Critics of the referendum drive say it is little more than an effort by citizens of the last remaining wealthy Miami neighborhoods such as Coconut Grove to separate themselves from the city’s impoverished majority. But organizers claim they have support from all over town, including poor people suffering under the city’s high tax burden and inadequate services. “One widow told me she’s afraid the city will start asking her to empty her garbage cans into the trucks,” says Courtelis.

Mayor Carollo insists his constituents are not ready to give up on the city. He vows to “rebuild Miami from top to bottom” and says technical support from the state in areas like budgets and capital planning will make a real difference. But the first step is for the city to develop a workable plan for getting expenditures and revenues in balance, and that has not happened yet. What may save Miami in the short run is not so much Carollo’s drive for reform but old-fashioned ethnic politics. Latinos have a lock on Miami government; four of the five city commissioners, including the mayor, are Latinos. They could stay in power by pushing for a big turnout of the Latino majority on referendum day.

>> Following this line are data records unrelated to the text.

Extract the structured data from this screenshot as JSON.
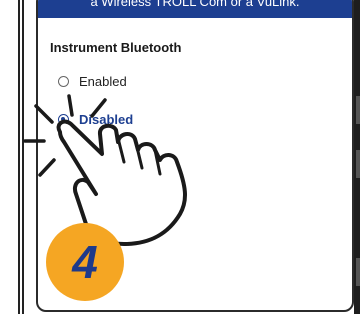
{
  "banner": {
    "text": "a Wireless TROLL Com or a VuLink."
  },
  "section": {
    "title": "Instrument Bluetooth"
  },
  "options": [
    {
      "label": "Enabled",
      "selected": false
    },
    {
      "label": "Disabled",
      "selected": true
    }
  ],
  "step": {
    "number": "4"
  },
  "colors": {
    "accent": "#1d3f91",
    "badge": "#f5a623",
    "badge_text": "#1e3a8a"
  },
  "icons": {
    "tap_hand": "tap-hand-icon"
  }
}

Miami has had more than its share of calamity in the past few years, including Hurricane Andrew, major riots in black neighborhoods and a nasty wave of tourist murders. But with the current fiscal crisis, the stakes are higher than ever. If Carollo can stave off bankruptcy and persuade voters to reject dissolution, he could be remembered as one of Miami’s most important mayors. If he fails, he may be remembered as its last.